District man, found fit for trial, will act as his own counsel in double slaying

A District of Columbia man who never stood trial on charges of killing a father and his 9-year-old daughter and raping two women in Montgomery County in 2002 will now stand trial after a new psychological evaluation found him mentally fit.

After spending more than four years in a mental hospital, Anthony Kelly, 43, was declared fit for trial in December and last week told Montgomery County Circuit Judge Durke Thompson that he wanted to proceed without an attorney, which Thompson allowed.

Kelly said he didn’t feel the public defenders assigned to his case had been honest with him, and he disagreed with their belief that he wasn’t competent for trial. He was declared mentally ill and incompetent to stand trial by state psychiatrists in 2004.

Thompson strongly recommended that Kelly maintain his legal counsel, but Kelly said he was prepared to go it alone, citing his experience helping other inmates with their appeals during more than 10 years in and out of the prison system.

In 1996, Kelly was sentenced to 10 years and six months after being convicted on car theft charges, among others.

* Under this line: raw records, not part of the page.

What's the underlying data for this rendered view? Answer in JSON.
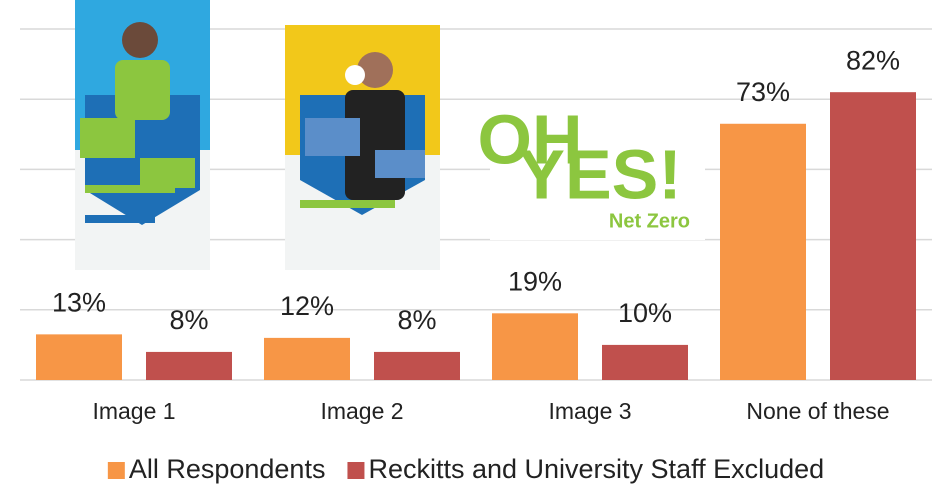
{
  "chart_data": {
    "type": "bar",
    "categories": [
      "Image 1",
      "Image 2",
      "Image 3",
      "None of these"
    ],
    "series": [
      {
        "name": "All Respondents",
        "color": "#f79646",
        "values": [
          13,
          12,
          19,
          73
        ],
        "value_labels": [
          "13%",
          "12%",
          "19%",
          "73%"
        ]
      },
      {
        "name": "Reckitts and University Staff Excluded",
        "color": "#c0504d",
        "values": [
          8,
          8,
          10,
          82
        ],
        "value_labels": [
          "8%",
          "8%",
          "10%",
          "82%"
        ]
      }
    ],
    "ylim": [
      0,
      100
    ],
    "yticks": [
      0,
      20,
      40,
      60,
      80,
      100
    ],
    "grid": true,
    "legend": "bottom",
    "annotations": [
      "OH",
      "YES!",
      "Net Zero"
    ]
  }
}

He was released in 2001.

He was placed behind bars again in 2002 after being charged with two counts of first-degree murder for allegedly shooting to death George Russell, 47, and his daughter, Erika Smith. He also faces rape charges stemming from an attack on a61-year-old Silver Spring woman and a 20-year-old Gaithersburg woman, among a slew of other charges including robbery and theft.

Russell and his daughter were killed in their Silver Spring home, and the women were raped while waking alone — the 20-year-old in Wheaton while walking to catch a bus, and the 61-year-old on the way home from a nearby relative’s house in Silver Spring.

While at Clifton T. Perkins Hospital Center, Kelly often refused to take his medication, and in a precedent-setting Court of Appeals case, it was ruled that officials couldn’t force him to take the medicine.

Kelly faces four consecutive life sentences, two of those without parole.